Mirsky.com: A Decaying Bone in the Craw of the Internet
Mirsky (and I never really learned his first name: sometimes it was Phillip, sometimes it was David, most of the time it was omitted) was one of those Ivy League-educated Kerouacian madmen who "burn, burn like fabulous roman candles" extinguishing themselves long before we even have an inkling that they exist. In Mirsky's case, bright-white fame came from the launch of his infamous "Mirsky's Worst Of The Web," in January of 1995, long before negativity became an authentic and bankable meme on the World Wide Web. But a deluge of hate mail caused him to stop producing WOTW by late 1996, passing the negativity baton to others (including this site).
Mirsky drifted for a few months, and even hooked up with the hapless Netslaves.com crew for several months, producing strange, often-misunderstood ideas for commercial websites before he drifted back into self-styled obscurity. In November of 1999, his site announced what millions had waited for: a comeback in the form of a new site, Mirskt.com featuring a line of completely blank T-shirts.
We all held our breath, and are still holding it, for eight years later, Mirsky's main site (Mirsky.com) and MirskT.com, which featured a haunting audio track entitled "Lament for Maiden in Mirsk t" (Irish Folk Song Traditional) are, in Ghost Sites parlance, "dead, showing advanced decay.

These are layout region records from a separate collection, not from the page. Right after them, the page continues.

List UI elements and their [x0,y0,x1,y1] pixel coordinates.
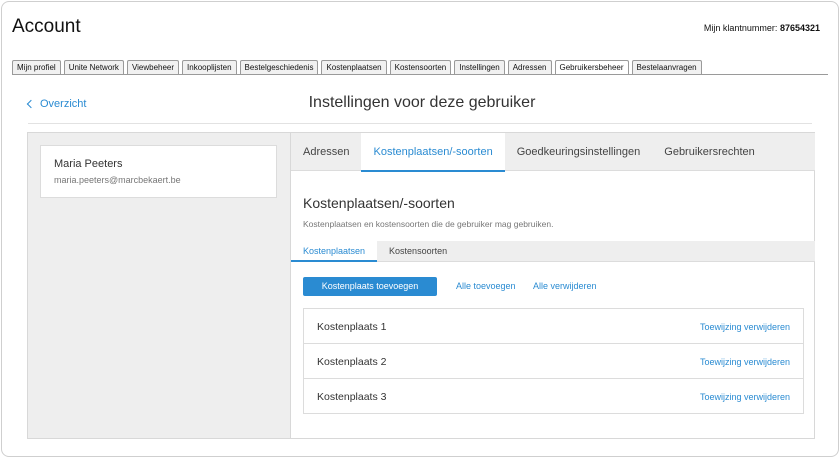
cost-center-name: Kostenplaats 2 [317,356,387,368]
add-all-link[interactable]: Alle toevoegen [456,277,516,296]
tab-inkooplijsten[interactable]: Inkooplijsten [182,60,237,74]
remove-assignment-link[interactable]: Toewijzing verwijderen [700,392,790,402]
tab-adressen[interactable]: Adressen [507,60,552,74]
remove-all-link[interactable]: Alle verwijderen [533,277,597,296]
subtab-kostensoorten[interactable]: Kostensoorten [377,241,459,262]
tab-kostensoorten[interactable]: Kostensoorten [389,60,452,74]
section-description: Kostenplaatsen en kostensoorten die de g… [303,219,554,229]
user-sidebar: Maria Peeters maria.peeters@marcbekaert.… [28,133,290,438]
tab-kostenplaatsen[interactable]: Kostenplaatsen [321,60,387,74]
tab-goedkeuringsinstellingen[interactable]: Goedkeuringsinstellingen [505,133,653,171]
tabs-divider [12,74,828,75]
remove-assignment-link[interactable]: Toewijzing verwijderen [700,357,790,367]
subtab-kostenplaatsen[interactable]: Kostenplaatsen [291,241,378,262]
list-item: Kostenplaats 3 Toewijzing verwijderen [304,379,803,414]
tab-adressen-settings[interactable]: Adressen [291,133,361,171]
list-item: Kostenplaats 1 Toewijzing verwijderen [304,309,803,344]
tab-mijn-profiel[interactable]: Mijn profiel [12,60,61,74]
list-item: Kostenplaats 2 Toewijzing verwijderen [304,344,803,379]
tab-gebruikersrechten[interactable]: Gebruikersrechten [652,133,767,171]
customer-number: Mijn klantnummer: 87654321 [704,23,820,33]
cost-center-name: Kostenplaats 1 [317,321,387,333]
cost-sub-tabs: Kostenplaatsen Kostensoorten [291,241,815,262]
tab-bestelaanvragen[interactable]: Bestelaanvragen [631,60,702,74]
tab-kostenplaatsen-soorten[interactable]: Kostenplaatsen/-soorten [361,133,505,172]
account-tabs: Mijn profiel Unite Network Viewbeheer In… [12,60,702,74]
heading-divider [28,123,812,124]
section-title: Kostenplaatsen/-soorten [303,195,455,211]
tab-unite-network[interactable]: Unite Network [63,60,124,74]
app-window: Account Mijn klantnummer: 87654321 Mijn … [1,1,839,457]
settings-content: Adressen Kostenplaatsen/-soorten Goedkeu… [290,133,815,438]
page-title: Account [12,16,81,37]
page-heading: Instellingen voor deze gebruiker [308,94,536,111]
tab-instellingen[interactable]: Instellingen [454,60,505,74]
customer-number-label: Mijn klantnummer: [703,23,778,33]
remove-assignment-link[interactable]: Toewijzing verwijderen [700,322,790,332]
settings-panel: Maria Peeters maria.peeters@marcbekaert.… [27,132,815,439]
cost-center-name: Kostenplaats 3 [317,391,387,403]
add-cost-center-button[interactable]: Kostenplaats toevoegen [303,277,437,296]
tab-bestelgeschiedenis[interactable]: Bestelgeschiedenis [239,60,319,74]
tab-gebruikersbeheer[interactable]: Gebruikersbeheer [554,60,629,74]
tab-viewbeheer[interactable]: Viewbeheer [126,60,180,74]
cost-center-list: Kostenplaats 1 Toewijzing verwijderen Ko… [303,308,804,414]
settings-tabs: Adressen Kostenplaatsen/-soorten Goedkeu… [291,133,815,172]
user-name: Maria Peeters [54,158,123,170]
user-card: Maria Peeters maria.peeters@marcbekaert.… [40,145,277,198]
user-email: maria.peeters@marcbekaert.be [54,175,181,185]
customer-number-value: 87654321 [779,23,820,33]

Mirsky, like other Forgotten Web Celebrities, has quietly turned his back on the Web's clamorous multitudes, and I imagine him drifting somewhere in the West, lost in the purple shadows, drawing his cartoons in the shifting sands.
He could have been rich, he could have been a kingmaker, he could have been Cyber-Seinfeld, but he chose, for reasons that he would never share, to simply be alone, a strength that the rest of us will never know.